CBS Exec: Stephen Colbert's Main Rival Is Recorded Prime-Time Programs

December 11th, 2015 4:42 PM

As NewsBusters reported almost a month ago, Stephen Colbert -- CBS's new late-night talk-show host -- has been losing ground to Jimmy Kimmel on ABC and NBC's Jimmy Fallon, a drop that includes many Republicans and has sent him to third place among late-night viewers.

However, David Poltrack -- chief research officer at CBS Corp. -- has stated that a more dire threat The Late Show faces is not from other late-night programs but is the play-back of prime-time episodes recorded earlier in the evening.

Poltrack claims that the amount of DVR (Digital Video Recorder) use would dwarf the viewership for the time-slot's dominant host, Jimmy Fallon, since more and more viewers are using the hours around midnight as an opportunity to catch up on episodes aired hours earlier.

He stated: “It’s not like back in the 1990s, when Letterman and Leno went head to head.”

According to an article on the website by senior TV editor Brian Steinberg, CBS is training its sights on a different target than those in the past.

Steinberg noted:

CBS has a long-term strategy … aimed at thwarting TV catch-up behavior -- and if it draws attention away from rivals, so much the better.

To keep viewers from binge-watching their favorites, CBS wants The Late Show to serve as a place where not only can people get jokes, but also commentary on the most-talked about political, cultural and social topics of the day.

“You want to have a show that people say, ‘I’ve got to watch Colbert tonight and see what he has to say about this,’” Poltrack said.

The CBS executive “articulated CBS's plan as Colbert's show enters a new, post-launch state,” Steinberg explained.

“The big marketing campaign is over, and promotional bottles of cold-brew coffee CBS burnished before Colbert’s first night on air have been emptied or discarded,” Poltrack indicated.

“After winning the second-place slot behind Fallon for a number of weeks, Colbert’s viewership has dipped, and he has more recently been scrapping with Kimmel for the honor in the 11:30 hour.” Steinberg noted.

“Meanwhile, the people behind Fallon appear to have made a conscious choice to avoid weighing in overmuch on current events,” the editor asserted.

“To be certain, Tonight has booked relevant names ranging from Donald Trump to Hillary Clinton,” Steinberg continued, “and the host’s monologue lampoons the news of the day, but Fallon tends to engage guests in comedic sketches and banter rather than grilling them for personal revelation or political stance.”

“Where Colbert has addressed audiences about recent violence in Paris and in the U.S.,” the editor noted, “Fallon has generally avoided offering personal musing on the headlines.”

Colbert’s show “has a lot of humor. It’s funny,” said Poltrack. “It can be silly and goofy like the other ones, but where he is really distinguishing himself is as an interviewer and as somebody who brings interesting, non-traditional guests on to the show.”

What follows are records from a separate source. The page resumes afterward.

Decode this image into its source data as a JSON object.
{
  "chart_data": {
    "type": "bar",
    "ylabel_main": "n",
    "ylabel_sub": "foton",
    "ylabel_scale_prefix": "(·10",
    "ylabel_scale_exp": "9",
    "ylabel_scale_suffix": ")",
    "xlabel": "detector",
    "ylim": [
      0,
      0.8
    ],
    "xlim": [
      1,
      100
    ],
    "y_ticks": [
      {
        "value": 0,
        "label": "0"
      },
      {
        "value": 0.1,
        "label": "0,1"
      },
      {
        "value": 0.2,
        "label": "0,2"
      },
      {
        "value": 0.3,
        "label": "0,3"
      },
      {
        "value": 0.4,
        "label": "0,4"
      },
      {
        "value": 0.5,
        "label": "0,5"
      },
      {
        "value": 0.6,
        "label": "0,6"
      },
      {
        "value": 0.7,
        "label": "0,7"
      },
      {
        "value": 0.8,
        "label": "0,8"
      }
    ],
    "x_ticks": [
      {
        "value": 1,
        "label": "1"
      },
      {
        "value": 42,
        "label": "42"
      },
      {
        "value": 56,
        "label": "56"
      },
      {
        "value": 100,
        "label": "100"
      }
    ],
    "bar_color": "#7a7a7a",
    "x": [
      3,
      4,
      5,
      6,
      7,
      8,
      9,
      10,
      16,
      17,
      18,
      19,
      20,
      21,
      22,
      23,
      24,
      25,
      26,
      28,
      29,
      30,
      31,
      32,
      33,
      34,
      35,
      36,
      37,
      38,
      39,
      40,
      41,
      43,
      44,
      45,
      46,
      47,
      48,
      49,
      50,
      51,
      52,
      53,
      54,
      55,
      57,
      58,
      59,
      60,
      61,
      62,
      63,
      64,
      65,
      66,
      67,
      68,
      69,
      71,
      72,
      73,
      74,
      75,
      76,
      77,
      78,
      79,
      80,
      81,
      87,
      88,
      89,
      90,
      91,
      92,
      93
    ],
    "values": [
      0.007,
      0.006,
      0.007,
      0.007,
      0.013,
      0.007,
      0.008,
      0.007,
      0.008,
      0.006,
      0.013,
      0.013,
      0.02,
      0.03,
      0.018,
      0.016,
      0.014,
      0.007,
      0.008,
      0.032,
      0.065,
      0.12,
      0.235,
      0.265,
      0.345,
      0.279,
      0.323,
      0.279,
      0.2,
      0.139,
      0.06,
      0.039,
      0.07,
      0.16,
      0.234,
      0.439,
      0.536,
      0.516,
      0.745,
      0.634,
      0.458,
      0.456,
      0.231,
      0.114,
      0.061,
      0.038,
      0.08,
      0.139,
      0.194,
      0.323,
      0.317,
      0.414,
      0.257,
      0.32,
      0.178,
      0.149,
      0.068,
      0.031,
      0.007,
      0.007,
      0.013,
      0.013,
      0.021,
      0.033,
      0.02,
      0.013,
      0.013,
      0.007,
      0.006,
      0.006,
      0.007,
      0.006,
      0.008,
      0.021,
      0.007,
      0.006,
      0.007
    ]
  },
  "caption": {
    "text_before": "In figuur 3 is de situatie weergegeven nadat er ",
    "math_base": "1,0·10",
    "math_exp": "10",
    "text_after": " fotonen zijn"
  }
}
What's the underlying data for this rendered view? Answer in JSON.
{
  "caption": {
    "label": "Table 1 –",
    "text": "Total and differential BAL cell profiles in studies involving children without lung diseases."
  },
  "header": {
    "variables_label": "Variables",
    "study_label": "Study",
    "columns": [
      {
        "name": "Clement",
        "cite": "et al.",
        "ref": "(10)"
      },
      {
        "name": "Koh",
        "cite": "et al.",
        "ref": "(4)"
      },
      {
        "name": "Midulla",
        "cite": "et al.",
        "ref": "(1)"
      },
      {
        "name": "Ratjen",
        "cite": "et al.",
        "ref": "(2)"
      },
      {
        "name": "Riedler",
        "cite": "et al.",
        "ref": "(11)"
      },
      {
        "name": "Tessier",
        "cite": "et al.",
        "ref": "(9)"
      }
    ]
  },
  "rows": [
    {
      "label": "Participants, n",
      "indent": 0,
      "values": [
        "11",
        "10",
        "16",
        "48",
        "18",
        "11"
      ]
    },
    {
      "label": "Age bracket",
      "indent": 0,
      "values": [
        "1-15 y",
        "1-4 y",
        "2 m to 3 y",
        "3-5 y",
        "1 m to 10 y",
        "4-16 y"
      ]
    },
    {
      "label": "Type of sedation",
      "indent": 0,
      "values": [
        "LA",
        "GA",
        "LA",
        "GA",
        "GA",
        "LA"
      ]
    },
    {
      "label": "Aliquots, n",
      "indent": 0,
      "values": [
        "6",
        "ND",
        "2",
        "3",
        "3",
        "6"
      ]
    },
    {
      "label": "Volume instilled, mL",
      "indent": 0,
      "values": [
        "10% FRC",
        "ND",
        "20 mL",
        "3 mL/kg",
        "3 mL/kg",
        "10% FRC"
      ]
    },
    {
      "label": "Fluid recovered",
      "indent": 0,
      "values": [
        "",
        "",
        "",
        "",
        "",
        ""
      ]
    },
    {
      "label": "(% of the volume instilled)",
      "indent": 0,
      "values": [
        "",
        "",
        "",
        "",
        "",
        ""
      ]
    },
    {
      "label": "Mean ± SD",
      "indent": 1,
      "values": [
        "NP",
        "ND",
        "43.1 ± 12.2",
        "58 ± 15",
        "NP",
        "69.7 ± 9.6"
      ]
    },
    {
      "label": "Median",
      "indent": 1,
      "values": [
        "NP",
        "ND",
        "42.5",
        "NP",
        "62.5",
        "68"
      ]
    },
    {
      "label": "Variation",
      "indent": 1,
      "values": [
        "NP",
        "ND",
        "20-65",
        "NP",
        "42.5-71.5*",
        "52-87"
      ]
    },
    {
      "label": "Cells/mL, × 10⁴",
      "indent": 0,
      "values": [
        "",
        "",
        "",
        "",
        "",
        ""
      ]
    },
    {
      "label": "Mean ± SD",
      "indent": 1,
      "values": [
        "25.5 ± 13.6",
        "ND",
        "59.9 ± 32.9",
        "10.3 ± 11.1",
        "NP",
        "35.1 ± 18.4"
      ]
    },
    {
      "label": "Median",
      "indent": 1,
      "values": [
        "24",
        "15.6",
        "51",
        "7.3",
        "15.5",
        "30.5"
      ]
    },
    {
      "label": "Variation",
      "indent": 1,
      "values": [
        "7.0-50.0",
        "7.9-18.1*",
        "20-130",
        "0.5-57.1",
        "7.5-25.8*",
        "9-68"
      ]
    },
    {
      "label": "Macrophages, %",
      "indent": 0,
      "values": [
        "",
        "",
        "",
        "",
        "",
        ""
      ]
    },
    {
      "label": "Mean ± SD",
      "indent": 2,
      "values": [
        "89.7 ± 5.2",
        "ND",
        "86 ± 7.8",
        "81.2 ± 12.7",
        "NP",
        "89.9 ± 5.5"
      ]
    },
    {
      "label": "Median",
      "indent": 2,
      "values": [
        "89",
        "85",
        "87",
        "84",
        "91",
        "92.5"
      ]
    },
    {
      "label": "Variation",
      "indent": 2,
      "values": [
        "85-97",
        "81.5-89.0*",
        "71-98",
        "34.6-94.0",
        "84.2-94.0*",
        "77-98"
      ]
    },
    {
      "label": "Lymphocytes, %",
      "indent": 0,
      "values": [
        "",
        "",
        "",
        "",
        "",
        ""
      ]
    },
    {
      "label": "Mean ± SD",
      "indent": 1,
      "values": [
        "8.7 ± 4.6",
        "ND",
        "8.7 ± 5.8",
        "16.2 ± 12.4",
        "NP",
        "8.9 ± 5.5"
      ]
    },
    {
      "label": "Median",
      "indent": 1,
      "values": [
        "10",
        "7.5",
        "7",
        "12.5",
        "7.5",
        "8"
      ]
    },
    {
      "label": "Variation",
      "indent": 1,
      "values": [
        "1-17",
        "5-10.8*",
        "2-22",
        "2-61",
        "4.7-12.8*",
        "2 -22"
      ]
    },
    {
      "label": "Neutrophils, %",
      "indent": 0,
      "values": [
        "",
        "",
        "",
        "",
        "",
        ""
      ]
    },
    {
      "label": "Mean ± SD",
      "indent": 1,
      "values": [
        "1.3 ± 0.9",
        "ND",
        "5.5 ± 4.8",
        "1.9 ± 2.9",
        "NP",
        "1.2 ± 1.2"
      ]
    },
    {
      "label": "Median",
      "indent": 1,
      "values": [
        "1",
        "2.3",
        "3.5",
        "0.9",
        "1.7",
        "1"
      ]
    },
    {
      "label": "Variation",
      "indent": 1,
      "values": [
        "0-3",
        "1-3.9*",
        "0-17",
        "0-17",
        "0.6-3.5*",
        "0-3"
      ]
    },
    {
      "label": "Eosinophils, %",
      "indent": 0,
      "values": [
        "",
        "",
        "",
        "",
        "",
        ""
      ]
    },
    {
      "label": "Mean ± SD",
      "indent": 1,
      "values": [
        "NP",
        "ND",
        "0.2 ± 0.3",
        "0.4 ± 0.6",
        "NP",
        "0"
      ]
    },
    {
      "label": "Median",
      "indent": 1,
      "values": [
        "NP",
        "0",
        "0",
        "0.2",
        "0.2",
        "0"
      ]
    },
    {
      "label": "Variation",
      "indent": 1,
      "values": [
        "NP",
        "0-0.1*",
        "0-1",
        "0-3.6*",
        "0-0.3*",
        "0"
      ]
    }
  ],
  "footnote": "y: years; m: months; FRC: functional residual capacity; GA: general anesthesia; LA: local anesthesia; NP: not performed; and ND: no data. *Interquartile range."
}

The coming year -- filled with the conversation that is sparked by a looming presidential election and an Olympics -- could prove pivotal for Colbert and CBS.

“He’s positioned himself to be the place you want to go to hear interesting conversations about these events and get a funny but meaningful and substantive commentary on them,” said Poltrack.

Colbert will continue to seek out guests from the worlds of business and politics, as well as those involved in events that capture the nation’s interest, the executive said.

On the other hand, CBS is looking more intently at the ratings and demographic performance of The Late Show in comparison to David Letterman’s tenure a year ago than it is against Fallon or Kimmel.

Steinberg stated: “Over the course of the first nine weeks of the television season (which exclude Colbert’s first well-hyped two weeks on air), The Late Show has mustered a 52 percent surge in viewers between 18 and 49” compared with the program last year under Letterman.

According to Nielsen, Colbert has also been responsible for a 118 percent increase in viewers between 18 and 34, as well as a 144 percent hike in men between 18 and 34. In the last category, The Late Show "trumped" The Tonight Show by 36,000 viewers.

“Conversations with guests aren’t the only things that will be absorbing and considered,” Steinberg noted. “Late-night TV is a grueling marathon, not a quick sprint.”

Of course, CBS executives are “cherry-picking” the numbers to promote their program, but 2016 will indeed be a true test to see if The Late Show is good enough to keep people from bypassing it with their DVRs.